Island power

A PROJECT to study on how to effectively power two problematic sites in Indonesia is being financed by the Australia Indonesia Centre.

It is hoped the studies will work how to effectively power areas that have had several failed attempts at establishing reliable electricity supply.

The Indonesian Clean Energy Centre of Excellence was opened in the popular holiday destination of Bali, with a memorandum of understanding signed recently.

The collaboration will trigger a host of research projects to start supporting sustainable energy development in both countries, as the recent release of draft criteria for the Northern Australia Infrastructure Facility showed remote electrification in the tropics is also important to Australia.

The two Indonesian sites will be studied under the leadership and coordination of Professor Pujo Semedi, Dean of Arts at Gadjah Mada University in Yogyakarta, energy markets researcher Dr Ariel Liebman and anthropologist Dr Max Richter, both from Monash University.

One site is in an isolated area of West Kalimantan in Borneo where Pujo and his students have been working for many years.

The second is a group of villages on the island of Kai Besar between Darwin and West Papua.

The centre is also investigating the neighbouring island of Kai Kecil in another project focusing on food security. To get to these islands involves a flight from Ambon to Kai Kecil and another three or four hours by boat.

"It's not that there's no electricity, it's more complicated than that," Richter, who is also Monash Asia Institute deputy director, said.

"For example, there have been several attempts to establish reliable electricity supply on Kai Besar. There's a grid, poles and wires and even a photovoltaic solar array, but somehow it has failed repeatedly. So supply cannot be guaranteed."

He said there were also socio-cultural and economic considerations, such as if a village acquired a mechanical maize grinder, which automatically throws up a host of questions such as how might this change the nature of social interaction? Or who owns the grinder? Who do you charge for the electricity use? Who is responsible if it fails?"

As the problem of remote electrification is multi-pronged, so is its investigation.

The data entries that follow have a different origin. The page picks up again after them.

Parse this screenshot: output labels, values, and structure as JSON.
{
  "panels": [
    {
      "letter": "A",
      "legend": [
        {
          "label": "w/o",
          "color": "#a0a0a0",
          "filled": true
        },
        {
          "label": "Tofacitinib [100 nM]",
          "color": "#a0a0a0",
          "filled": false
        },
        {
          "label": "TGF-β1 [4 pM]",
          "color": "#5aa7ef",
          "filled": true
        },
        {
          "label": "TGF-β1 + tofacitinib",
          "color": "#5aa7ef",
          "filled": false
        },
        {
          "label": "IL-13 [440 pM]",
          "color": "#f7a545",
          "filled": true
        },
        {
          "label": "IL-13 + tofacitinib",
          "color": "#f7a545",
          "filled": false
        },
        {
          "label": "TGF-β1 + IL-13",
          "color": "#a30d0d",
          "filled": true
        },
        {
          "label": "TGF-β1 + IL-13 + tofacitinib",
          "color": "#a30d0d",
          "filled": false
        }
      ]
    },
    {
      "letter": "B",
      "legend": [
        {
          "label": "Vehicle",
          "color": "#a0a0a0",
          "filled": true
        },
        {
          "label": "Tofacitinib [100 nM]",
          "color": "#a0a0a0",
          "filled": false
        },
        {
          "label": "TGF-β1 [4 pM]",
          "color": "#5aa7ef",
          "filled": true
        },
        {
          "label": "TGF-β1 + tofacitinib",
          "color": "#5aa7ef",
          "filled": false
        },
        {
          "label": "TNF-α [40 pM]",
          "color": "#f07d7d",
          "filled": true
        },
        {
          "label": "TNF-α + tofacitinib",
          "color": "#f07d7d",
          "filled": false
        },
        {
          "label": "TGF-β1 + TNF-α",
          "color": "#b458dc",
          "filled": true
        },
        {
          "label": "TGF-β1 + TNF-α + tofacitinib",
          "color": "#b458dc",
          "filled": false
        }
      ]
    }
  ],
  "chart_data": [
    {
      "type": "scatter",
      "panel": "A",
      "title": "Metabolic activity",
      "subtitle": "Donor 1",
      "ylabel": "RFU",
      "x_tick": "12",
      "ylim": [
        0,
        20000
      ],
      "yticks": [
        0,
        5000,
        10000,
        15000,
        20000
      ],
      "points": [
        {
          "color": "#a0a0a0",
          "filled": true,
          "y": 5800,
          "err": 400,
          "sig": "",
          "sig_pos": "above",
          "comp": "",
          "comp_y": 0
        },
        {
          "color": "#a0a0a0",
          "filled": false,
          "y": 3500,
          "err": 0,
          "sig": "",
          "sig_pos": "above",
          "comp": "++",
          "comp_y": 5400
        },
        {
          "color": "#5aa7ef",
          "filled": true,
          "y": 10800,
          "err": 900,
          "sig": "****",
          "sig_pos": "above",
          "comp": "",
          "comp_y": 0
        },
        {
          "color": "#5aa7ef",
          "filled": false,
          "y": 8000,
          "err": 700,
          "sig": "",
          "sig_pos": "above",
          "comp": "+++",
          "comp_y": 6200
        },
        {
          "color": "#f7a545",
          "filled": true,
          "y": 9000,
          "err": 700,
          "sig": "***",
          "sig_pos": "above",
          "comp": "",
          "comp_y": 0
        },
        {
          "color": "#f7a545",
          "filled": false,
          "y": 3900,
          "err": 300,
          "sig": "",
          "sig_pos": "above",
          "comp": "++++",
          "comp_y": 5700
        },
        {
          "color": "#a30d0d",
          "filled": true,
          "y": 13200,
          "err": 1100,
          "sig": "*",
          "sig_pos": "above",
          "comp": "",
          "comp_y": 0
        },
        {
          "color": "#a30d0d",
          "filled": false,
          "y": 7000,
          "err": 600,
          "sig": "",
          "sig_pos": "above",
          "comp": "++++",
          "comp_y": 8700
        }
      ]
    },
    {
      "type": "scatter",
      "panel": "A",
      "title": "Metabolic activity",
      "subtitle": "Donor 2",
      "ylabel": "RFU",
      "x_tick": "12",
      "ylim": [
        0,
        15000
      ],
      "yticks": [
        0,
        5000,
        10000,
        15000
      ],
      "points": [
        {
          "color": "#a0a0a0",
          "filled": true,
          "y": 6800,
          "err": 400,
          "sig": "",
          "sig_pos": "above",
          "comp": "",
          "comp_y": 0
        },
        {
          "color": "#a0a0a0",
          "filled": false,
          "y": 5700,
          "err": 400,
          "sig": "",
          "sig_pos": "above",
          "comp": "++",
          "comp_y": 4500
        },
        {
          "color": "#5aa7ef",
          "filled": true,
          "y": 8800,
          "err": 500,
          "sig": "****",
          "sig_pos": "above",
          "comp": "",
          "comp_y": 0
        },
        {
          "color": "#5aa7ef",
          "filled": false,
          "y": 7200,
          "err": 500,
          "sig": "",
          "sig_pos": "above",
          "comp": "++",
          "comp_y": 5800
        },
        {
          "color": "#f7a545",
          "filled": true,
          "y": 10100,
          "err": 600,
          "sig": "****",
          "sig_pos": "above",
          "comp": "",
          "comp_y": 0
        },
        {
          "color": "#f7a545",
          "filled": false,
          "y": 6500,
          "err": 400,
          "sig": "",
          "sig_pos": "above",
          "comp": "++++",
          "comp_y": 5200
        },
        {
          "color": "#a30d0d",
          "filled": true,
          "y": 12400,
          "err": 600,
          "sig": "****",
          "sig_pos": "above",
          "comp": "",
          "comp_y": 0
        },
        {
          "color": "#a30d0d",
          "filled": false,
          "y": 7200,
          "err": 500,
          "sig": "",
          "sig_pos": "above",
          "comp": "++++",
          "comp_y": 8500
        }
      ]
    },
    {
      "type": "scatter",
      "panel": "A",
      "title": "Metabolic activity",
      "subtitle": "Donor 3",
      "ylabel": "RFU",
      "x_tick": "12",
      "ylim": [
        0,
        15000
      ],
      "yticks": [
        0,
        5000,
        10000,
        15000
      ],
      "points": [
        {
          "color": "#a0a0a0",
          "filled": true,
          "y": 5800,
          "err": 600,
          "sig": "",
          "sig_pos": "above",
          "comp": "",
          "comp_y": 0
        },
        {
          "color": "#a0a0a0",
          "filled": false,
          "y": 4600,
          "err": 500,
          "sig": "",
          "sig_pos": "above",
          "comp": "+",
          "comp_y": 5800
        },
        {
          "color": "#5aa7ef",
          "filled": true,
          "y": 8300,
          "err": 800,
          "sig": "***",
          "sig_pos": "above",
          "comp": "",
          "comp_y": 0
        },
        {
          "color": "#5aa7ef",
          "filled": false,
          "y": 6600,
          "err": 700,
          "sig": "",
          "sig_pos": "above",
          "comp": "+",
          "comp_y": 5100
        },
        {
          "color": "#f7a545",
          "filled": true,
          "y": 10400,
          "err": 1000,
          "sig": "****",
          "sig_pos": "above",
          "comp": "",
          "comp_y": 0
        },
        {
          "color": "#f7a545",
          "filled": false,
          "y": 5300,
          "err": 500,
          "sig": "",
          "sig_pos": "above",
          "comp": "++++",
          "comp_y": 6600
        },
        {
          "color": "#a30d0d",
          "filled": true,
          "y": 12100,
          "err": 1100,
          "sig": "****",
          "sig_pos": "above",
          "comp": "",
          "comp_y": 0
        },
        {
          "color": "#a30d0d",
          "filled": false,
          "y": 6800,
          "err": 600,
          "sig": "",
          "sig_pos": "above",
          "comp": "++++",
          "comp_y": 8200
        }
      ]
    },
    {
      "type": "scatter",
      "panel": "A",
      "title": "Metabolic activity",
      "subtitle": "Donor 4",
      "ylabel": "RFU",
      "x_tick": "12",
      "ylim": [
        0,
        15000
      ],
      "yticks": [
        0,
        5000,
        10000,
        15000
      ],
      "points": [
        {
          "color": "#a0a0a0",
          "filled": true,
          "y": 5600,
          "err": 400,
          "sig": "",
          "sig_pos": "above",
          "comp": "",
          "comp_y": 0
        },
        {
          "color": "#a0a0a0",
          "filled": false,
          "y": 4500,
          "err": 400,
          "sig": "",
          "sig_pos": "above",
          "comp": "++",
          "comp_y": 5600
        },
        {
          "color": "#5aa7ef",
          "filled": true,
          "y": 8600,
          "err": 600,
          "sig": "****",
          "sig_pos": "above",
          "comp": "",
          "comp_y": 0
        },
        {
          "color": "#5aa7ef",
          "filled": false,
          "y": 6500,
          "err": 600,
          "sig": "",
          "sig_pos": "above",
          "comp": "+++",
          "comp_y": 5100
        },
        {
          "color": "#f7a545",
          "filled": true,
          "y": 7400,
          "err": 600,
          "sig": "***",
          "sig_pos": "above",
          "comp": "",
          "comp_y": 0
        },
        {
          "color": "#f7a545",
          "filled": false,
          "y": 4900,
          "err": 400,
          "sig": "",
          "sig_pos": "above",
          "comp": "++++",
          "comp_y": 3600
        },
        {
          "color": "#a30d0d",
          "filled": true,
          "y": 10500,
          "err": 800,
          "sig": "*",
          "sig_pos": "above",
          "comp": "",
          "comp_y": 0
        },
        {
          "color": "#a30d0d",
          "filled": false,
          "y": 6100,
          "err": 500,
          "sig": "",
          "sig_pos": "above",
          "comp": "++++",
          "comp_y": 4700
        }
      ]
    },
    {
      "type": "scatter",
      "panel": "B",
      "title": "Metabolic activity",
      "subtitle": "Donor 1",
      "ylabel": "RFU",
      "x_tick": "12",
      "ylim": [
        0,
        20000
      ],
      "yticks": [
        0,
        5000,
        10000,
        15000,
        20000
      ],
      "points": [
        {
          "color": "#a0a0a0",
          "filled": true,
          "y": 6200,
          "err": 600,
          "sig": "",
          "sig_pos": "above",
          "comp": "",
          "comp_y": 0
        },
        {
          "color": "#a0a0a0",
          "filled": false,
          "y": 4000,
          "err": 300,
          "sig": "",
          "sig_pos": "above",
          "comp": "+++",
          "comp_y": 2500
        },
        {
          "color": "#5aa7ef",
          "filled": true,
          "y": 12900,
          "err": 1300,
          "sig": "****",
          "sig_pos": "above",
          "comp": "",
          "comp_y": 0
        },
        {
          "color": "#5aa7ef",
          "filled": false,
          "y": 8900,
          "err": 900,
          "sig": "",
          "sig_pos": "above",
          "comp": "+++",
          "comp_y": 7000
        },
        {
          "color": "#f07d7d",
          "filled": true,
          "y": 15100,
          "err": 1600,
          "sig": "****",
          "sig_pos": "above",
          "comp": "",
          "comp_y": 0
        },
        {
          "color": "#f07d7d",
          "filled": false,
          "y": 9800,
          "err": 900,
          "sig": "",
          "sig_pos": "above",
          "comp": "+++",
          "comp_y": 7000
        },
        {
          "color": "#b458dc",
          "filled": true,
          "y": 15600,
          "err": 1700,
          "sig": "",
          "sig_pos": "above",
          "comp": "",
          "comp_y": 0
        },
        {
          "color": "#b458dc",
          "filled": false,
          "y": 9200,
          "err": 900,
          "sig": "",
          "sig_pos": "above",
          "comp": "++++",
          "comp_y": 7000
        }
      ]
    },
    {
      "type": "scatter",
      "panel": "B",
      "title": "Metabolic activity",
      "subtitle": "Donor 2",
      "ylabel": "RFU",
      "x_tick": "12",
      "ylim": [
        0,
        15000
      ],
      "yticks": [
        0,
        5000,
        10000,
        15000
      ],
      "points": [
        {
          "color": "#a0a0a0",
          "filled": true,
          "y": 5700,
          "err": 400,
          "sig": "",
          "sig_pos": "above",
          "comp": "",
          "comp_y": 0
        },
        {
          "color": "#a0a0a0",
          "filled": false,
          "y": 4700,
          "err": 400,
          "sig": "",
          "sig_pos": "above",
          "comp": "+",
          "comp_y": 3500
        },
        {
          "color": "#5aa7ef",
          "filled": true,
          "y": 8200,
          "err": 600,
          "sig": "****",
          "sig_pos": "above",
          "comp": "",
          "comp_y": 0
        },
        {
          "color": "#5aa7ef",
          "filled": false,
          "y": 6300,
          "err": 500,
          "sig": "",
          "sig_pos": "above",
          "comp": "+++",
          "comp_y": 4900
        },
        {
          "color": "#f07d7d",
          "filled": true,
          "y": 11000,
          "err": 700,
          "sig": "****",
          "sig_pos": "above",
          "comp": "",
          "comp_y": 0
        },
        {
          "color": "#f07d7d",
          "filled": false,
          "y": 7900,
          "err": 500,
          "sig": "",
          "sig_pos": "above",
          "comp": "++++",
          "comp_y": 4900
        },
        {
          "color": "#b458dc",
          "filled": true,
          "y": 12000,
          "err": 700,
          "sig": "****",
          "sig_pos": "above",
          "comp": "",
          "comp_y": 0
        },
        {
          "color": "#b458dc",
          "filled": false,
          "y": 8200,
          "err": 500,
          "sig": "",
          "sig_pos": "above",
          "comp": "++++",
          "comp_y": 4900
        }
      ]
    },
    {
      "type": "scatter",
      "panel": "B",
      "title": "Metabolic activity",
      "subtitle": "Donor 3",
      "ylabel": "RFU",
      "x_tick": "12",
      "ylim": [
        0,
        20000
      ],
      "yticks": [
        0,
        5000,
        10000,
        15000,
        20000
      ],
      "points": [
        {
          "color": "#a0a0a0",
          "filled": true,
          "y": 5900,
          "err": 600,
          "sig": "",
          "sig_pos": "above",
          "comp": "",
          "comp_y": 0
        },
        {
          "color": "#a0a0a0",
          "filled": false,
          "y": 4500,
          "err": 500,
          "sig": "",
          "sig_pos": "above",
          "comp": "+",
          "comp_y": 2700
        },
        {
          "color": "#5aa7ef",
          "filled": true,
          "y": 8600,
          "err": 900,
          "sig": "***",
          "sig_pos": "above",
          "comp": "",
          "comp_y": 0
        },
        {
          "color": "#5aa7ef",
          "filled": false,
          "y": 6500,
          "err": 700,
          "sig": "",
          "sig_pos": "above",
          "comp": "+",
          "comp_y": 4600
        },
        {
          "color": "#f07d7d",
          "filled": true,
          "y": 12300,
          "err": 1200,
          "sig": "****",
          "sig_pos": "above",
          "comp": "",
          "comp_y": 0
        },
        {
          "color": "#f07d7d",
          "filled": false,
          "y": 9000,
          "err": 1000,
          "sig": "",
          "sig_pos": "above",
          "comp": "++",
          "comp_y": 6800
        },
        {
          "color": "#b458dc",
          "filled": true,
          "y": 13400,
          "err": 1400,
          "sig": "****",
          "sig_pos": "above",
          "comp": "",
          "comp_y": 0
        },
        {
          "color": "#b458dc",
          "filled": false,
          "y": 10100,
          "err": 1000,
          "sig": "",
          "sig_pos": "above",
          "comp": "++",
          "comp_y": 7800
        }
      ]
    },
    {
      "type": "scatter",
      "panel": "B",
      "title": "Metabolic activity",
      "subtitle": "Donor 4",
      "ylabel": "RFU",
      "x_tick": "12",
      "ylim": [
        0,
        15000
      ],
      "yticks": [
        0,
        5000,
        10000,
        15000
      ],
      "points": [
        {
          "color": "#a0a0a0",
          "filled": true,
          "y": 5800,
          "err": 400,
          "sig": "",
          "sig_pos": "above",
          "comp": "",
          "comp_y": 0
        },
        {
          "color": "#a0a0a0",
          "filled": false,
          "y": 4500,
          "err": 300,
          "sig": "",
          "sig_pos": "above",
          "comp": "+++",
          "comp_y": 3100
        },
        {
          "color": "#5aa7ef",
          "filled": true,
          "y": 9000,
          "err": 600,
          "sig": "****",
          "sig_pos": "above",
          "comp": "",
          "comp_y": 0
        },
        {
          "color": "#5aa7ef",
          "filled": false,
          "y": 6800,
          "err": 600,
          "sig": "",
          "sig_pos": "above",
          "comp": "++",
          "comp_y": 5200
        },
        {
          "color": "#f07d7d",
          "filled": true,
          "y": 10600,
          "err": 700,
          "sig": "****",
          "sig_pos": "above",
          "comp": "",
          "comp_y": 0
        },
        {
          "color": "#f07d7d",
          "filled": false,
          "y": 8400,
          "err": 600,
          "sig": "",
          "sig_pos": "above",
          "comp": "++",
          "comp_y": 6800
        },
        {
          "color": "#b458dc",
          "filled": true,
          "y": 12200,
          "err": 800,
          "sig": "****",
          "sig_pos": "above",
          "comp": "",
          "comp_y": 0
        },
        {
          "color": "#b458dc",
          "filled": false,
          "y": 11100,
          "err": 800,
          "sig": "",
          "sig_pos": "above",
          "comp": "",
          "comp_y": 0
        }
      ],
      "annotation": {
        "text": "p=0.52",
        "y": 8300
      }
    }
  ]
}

At the local level, the researchers have been talking to the people and particularly the village heads to ascertain their attitudes and needs.

However, providing resources also demands planning and management at the national level.

Richter said he had become interested in the regional level, where local and national meet and interact.

In the case of the Kai Islands, this is the province of Maluku whose capital is Ambon, a city he has connected with and studied over many years.